Ahhh, to be back in the synth-driven days of horror scoring, especially covered in red, keyboard goo, voices, dark strings and feverish percussion that accompanies the 1988 BLOB– all placed into an undulating musical mass by Michael Hoenig.

Having played with Tangerine Dream, Hoenig’s first synth credit was gracing GALAXY OF TERROR before establishing his own composing chops on such genre cult favorites as MAX HEADROOM, THE WRAITH, THE GATE and I, MADMAN. While THE BLOB’s music seems to be all effectively shapeless stings dribbling tones, and militarism for the true government bio-villains, Hoenig’s score really kicks into gear during a movie theater onslaught that puts the original’s to shame, creating a rhythmic drive that embodies both the humans’ heroic desperation and a massive sense of relentless doom. It’s the formless being given a taste of thematic purpose, with Hoenig’s suspenseful onslaught leading to a terrifically exciting climax in the town hall.

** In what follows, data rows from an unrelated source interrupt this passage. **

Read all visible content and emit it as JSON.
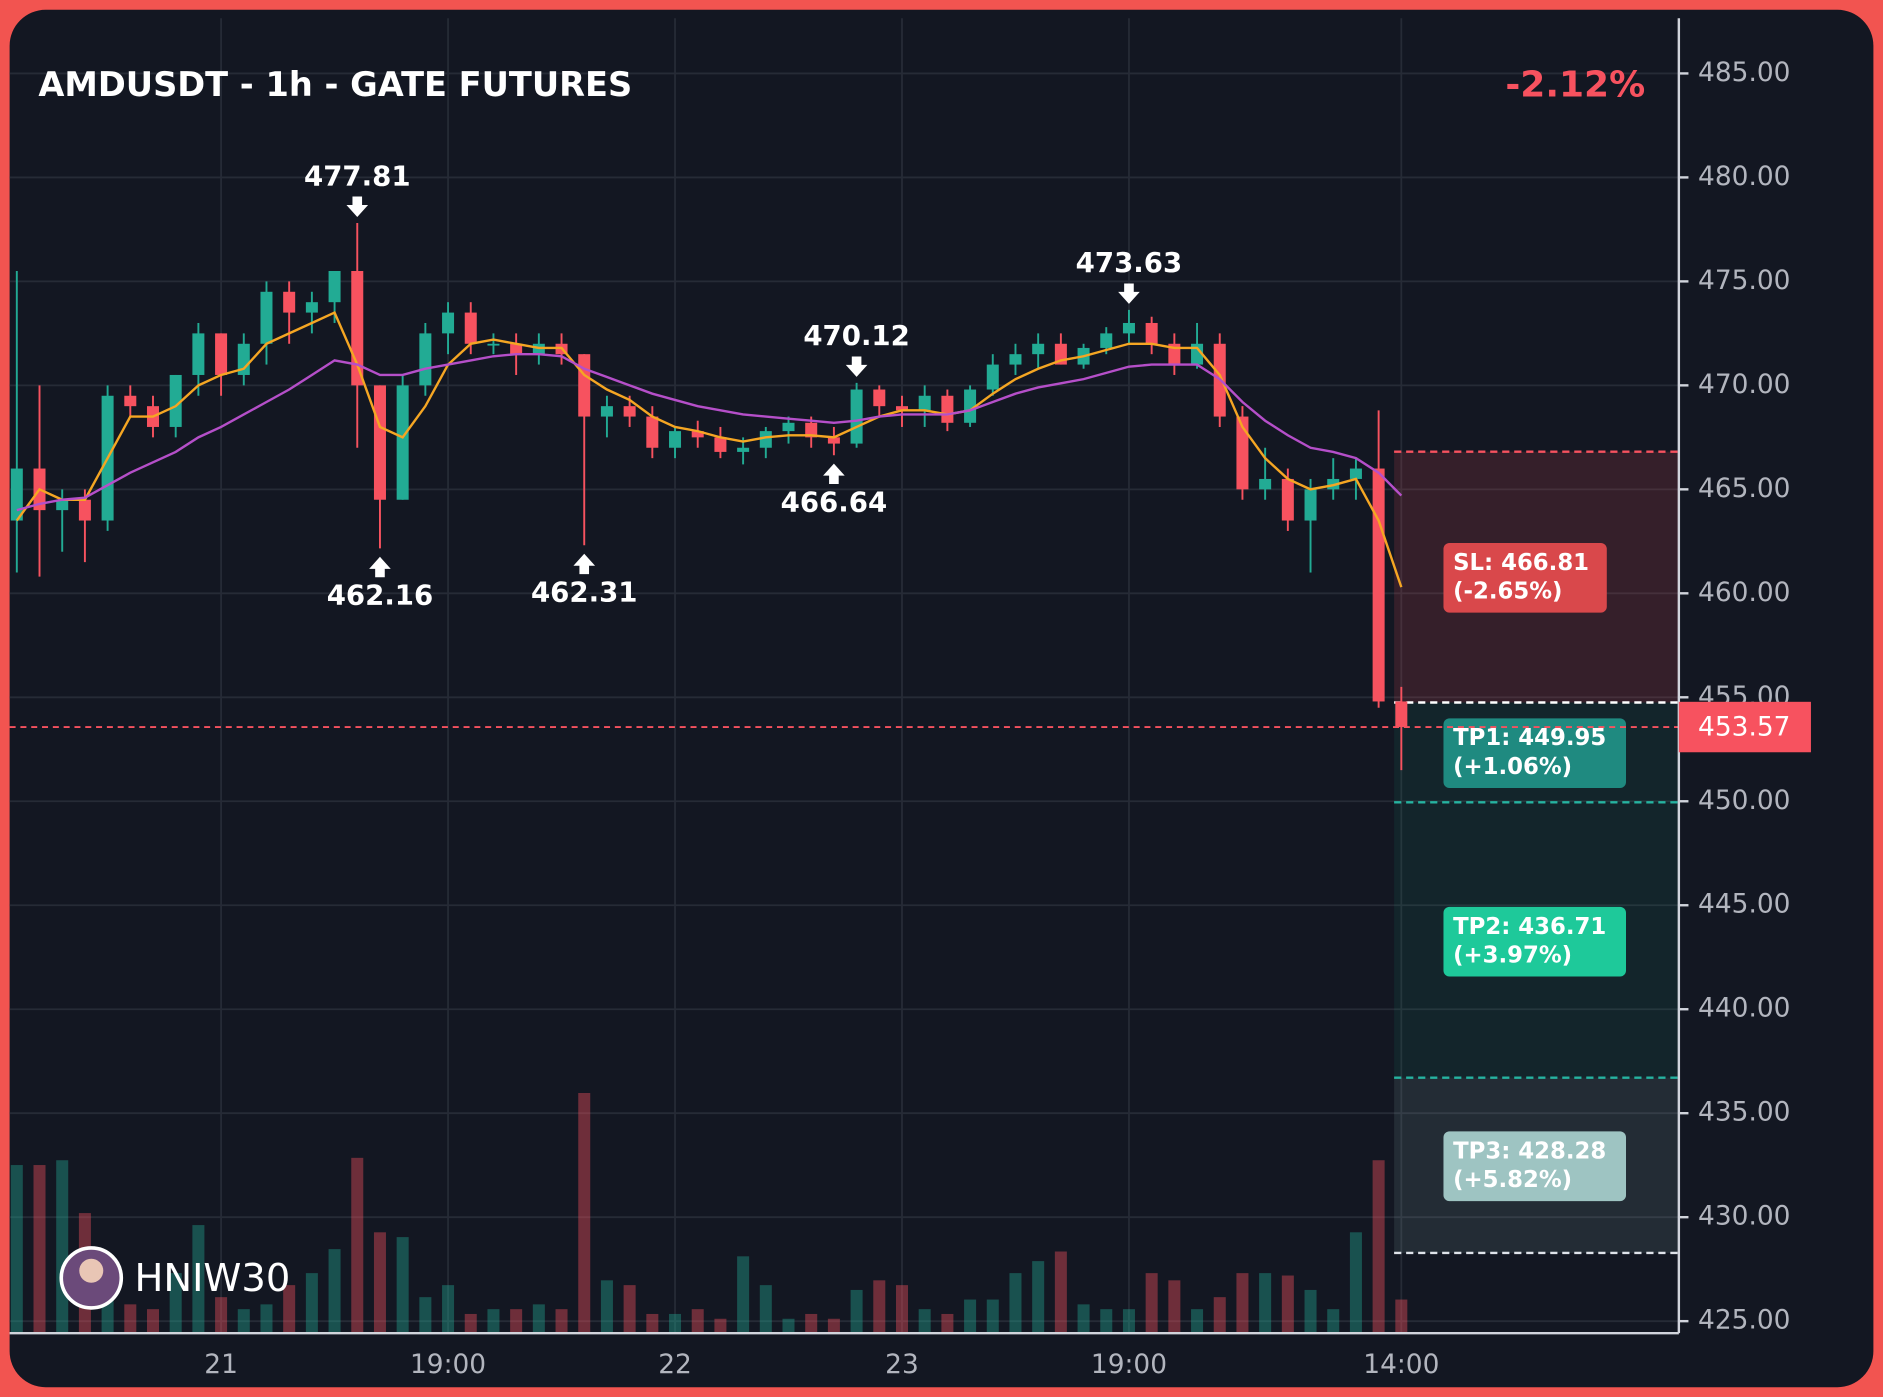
{
  "chart_data": {
    "type": "candlestick",
    "title": "AMDUSDT - 1h - GATE FUTURES",
    "change": "-2.12%",
    "watermark": "HNIW30",
    "up_color": "#22ab94",
    "down_color": "#f7525f",
    "ylim": [
      425,
      485
    ],
    "yticks": [
      {
        "value": 425,
        "label": "425.00"
      },
      {
        "value": 430,
        "label": "430.00"
      },
      {
        "value": 435,
        "label": "435.00"
      },
      {
        "value": 440,
        "label": "440.00"
      },
      {
        "value": 445,
        "label": "445.00"
      },
      {
        "value": 450,
        "label": "450.00"
      },
      {
        "value": 455,
        "label": "455.00"
      },
      {
        "value": 460,
        "label": "460.00"
      },
      {
        "value": 465,
        "label": "465.00"
      },
      {
        "value": 470,
        "label": "470.00"
      },
      {
        "value": 475,
        "label": "475.00"
      },
      {
        "value": 480,
        "label": "480.00"
      },
      {
        "value": 485,
        "label": "485.00"
      }
    ],
    "grid": true,
    "categories": [
      null,
      null,
      null,
      null,
      null,
      null,
      null,
      null,
      null,
      "21",
      null,
      null,
      null,
      null,
      null,
      null,
      null,
      null,
      null,
      "19:00",
      null,
      null,
      null,
      null,
      null,
      null,
      null,
      null,
      null,
      "22",
      null,
      null,
      null,
      null,
      null,
      null,
      null,
      null,
      null,
      "23",
      null,
      null,
      null,
      null,
      null,
      null,
      null,
      null,
      null,
      "19:00",
      null,
      null,
      null,
      null,
      null,
      null,
      null,
      null,
      null,
      null,
      null,
      "14:00"
    ],
    "candles": [
      [
        463.5,
        475.5,
        461,
        466
      ],
      [
        466,
        470,
        460.8,
        464
      ],
      [
        464,
        465,
        462,
        464.5
      ],
      [
        464.5,
        465,
        461.5,
        463.5
      ],
      [
        463.5,
        470,
        463,
        469.5
      ],
      [
        469.5,
        470,
        468.5,
        469
      ],
      [
        469,
        469.5,
        467.5,
        468
      ],
      [
        468,
        470.5,
        467.5,
        470.5
      ],
      [
        470.5,
        473,
        469.5,
        472.5
      ],
      [
        472.5,
        472.5,
        469.5,
        470.5
      ],
      [
        470.5,
        472.5,
        470,
        472
      ],
      [
        472,
        475,
        471,
        474.5
      ],
      [
        474.5,
        475,
        472,
        473.5
      ],
      [
        473.5,
        474.5,
        472.5,
        474
      ],
      [
        474,
        475.5,
        473,
        475.5
      ],
      [
        475.5,
        477.81,
        467,
        470
      ],
      [
        470,
        470,
        462.16,
        464.5
      ],
      [
        464.5,
        470.5,
        464.5,
        470
      ],
      [
        470,
        473,
        469.5,
        472.5
      ],
      [
        472.5,
        474,
        471.5,
        473.5
      ],
      [
        473.5,
        474,
        471.5,
        472
      ],
      [
        472,
        472.5,
        471.5,
        472
      ],
      [
        472,
        472.5,
        470.5,
        471.5
      ],
      [
        471.5,
        472.5,
        471,
        472
      ],
      [
        472,
        472.5,
        471,
        471.5
      ],
      [
        471.5,
        471.5,
        462.31,
        468.5
      ],
      [
        468.5,
        469.5,
        467.5,
        469
      ],
      [
        469,
        469.5,
        468,
        468.5
      ],
      [
        468.5,
        469,
        466.5,
        467
      ],
      [
        467,
        468,
        466.5,
        467.8
      ],
      [
        467.8,
        468.3,
        467,
        467.5
      ],
      [
        467.5,
        468,
        466.5,
        466.8
      ],
      [
        466.8,
        467.5,
        466.2,
        467
      ],
      [
        467,
        468,
        466.5,
        467.8
      ],
      [
        467.8,
        468.5,
        467.2,
        468.2
      ],
      [
        468.2,
        468.5,
        467,
        467.5
      ],
      [
        467.5,
        468,
        466.64,
        467.2
      ],
      [
        467.2,
        470.12,
        467,
        469.8
      ],
      [
        469.8,
        470,
        468.5,
        469
      ],
      [
        469,
        469.5,
        468,
        468.8
      ],
      [
        468.8,
        470,
        468,
        469.5
      ],
      [
        469.5,
        469.8,
        467.8,
        468.2
      ],
      [
        468.2,
        470,
        468,
        469.8
      ],
      [
        469.8,
        471.5,
        469.5,
        471
      ],
      [
        471,
        472,
        470.5,
        471.5
      ],
      [
        471.5,
        472.5,
        470.8,
        472
      ],
      [
        472,
        472.5,
        471,
        471
      ],
      [
        471,
        472,
        470.8,
        471.8
      ],
      [
        471.8,
        472.8,
        471.5,
        472.5
      ],
      [
        472.5,
        473.63,
        472,
        473
      ],
      [
        473,
        473.3,
        471.5,
        472
      ],
      [
        472,
        472.5,
        470.5,
        471
      ],
      [
        471,
        473,
        470.8,
        472
      ],
      [
        472,
        472.5,
        468,
        468.5
      ],
      [
        468.5,
        469,
        464.5,
        465
      ],
      [
        465,
        467,
        464.5,
        465.5
      ],
      [
        465.5,
        466,
        463,
        463.5
      ],
      [
        463.5,
        465.5,
        461,
        465
      ],
      [
        465,
        466.5,
        464.5,
        465.5
      ],
      [
        465.5,
        466.5,
        464.5,
        466
      ],
      [
        466,
        468.8,
        454.5,
        454.8
      ],
      [
        454.8,
        455.5,
        451.5,
        453.57
      ]
    ],
    "vlim": [
      0,
      100
    ],
    "volumes": [
      70,
      70,
      72,
      50,
      20,
      12,
      10,
      25,
      45,
      15,
      10,
      12,
      20,
      25,
      35,
      73,
      42,
      40,
      15,
      20,
      8,
      10,
      10,
      12,
      10,
      100,
      22,
      20,
      8,
      8,
      10,
      6,
      32,
      20,
      6,
      8,
      6,
      18,
      22,
      20,
      10,
      8,
      14,
      14,
      25,
      30,
      34,
      12,
      10,
      10,
      25,
      22,
      10,
      15,
      25,
      25,
      24,
      18,
      10,
      42,
      72,
      14
    ],
    "series": [
      {
        "color": "#f5a623",
        "values": [
          463.5,
          465,
          464.5,
          464.5,
          466.5,
          468.5,
          468.5,
          469,
          470,
          470.5,
          470.8,
          472,
          472.5,
          473,
          473.5,
          471,
          468,
          467.5,
          469,
          471,
          472,
          472.2,
          472,
          471.8,
          471.8,
          470.5,
          469.8,
          469.3,
          468.5,
          468,
          467.8,
          467.5,
          467.3,
          467.5,
          467.6,
          467.6,
          467.5,
          468,
          468.5,
          468.8,
          468.8,
          468.6,
          468.8,
          469.6,
          470.3,
          470.8,
          471.2,
          471.4,
          471.7,
          472,
          472,
          471.8,
          471.8,
          470.5,
          468,
          466.5,
          465.5,
          465,
          465.2,
          465.5,
          463.5,
          460.3
        ]
      },
      {
        "color": "#b54fc9",
        "values": [
          464,
          464.3,
          464.5,
          464.6,
          465.2,
          465.8,
          466.3,
          466.8,
          467.5,
          468,
          468.6,
          469.2,
          469.8,
          470.5,
          471.2,
          471,
          470.5,
          470.5,
          470.8,
          471,
          471.2,
          471.4,
          471.5,
          471.5,
          471.4,
          470.8,
          470.4,
          470,
          469.6,
          469.3,
          469,
          468.8,
          468.6,
          468.5,
          468.4,
          468.3,
          468.2,
          468.3,
          468.5,
          468.6,
          468.6,
          468.6,
          468.8,
          469.2,
          469.6,
          469.9,
          470.1,
          470.3,
          470.6,
          470.9,
          471,
          471,
          471,
          470.3,
          469.2,
          468.3,
          467.6,
          467,
          466.8,
          466.5,
          465.8,
          464.7
        ]
      }
    ],
    "extremes": [
      {
        "candle": 15,
        "field": 1
      },
      {
        "candle": 16,
        "field": 2
      },
      {
        "candle": 25,
        "field": 2
      },
      {
        "candle": 37,
        "field": 1
      },
      {
        "candle": 36,
        "field": 2
      },
      {
        "candle": 49,
        "field": 1
      }
    ],
    "trade": {
      "start": 61,
      "entry": 454.75,
      "levels": [
        {
          "name": "SL: 466.81",
          "change": "(-2.65%)",
          "value": 466.81,
          "color": "#d9484b",
          "line": "#f7525f"
        },
        {
          "name": "TP1: 449.95",
          "change": "(+1.06%)",
          "value": 449.95,
          "color": "#1f8a80",
          "line": "#26b3a0"
        },
        {
          "name": "TP2: 436.71",
          "change": "(+3.97%)",
          "value": 436.71,
          "color": "#1ec99a",
          "line": "#26b3a0"
        },
        {
          "name": "TP3: 428.28",
          "change": "(+5.82%)",
          "value": 428.28,
          "color": "#9ec4c2",
          "line": "#dfe3ea"
        }
      ]
    }
  }
}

Easily one of the hardest CD’s to find since the movie’s 1988 release, La La Land now does a great job of presenting Hoenig’s BLOB in all of its chilling glory, with perceptive and fun liner notes by Brian Satterwhite that detail how much musical form there actually is to Hoenig’s “sound sculpting.” This score might be as much of a delightful time capsule as Ralph Carmichael’s original 1958 soundtrack, but Hoenig’s BLOB still packs the kind of gleefully sinister Synclavier punch that I’d happily welcome back to ooze through the projection booth windows, let alone one of the genre’s best, if unsung remakes.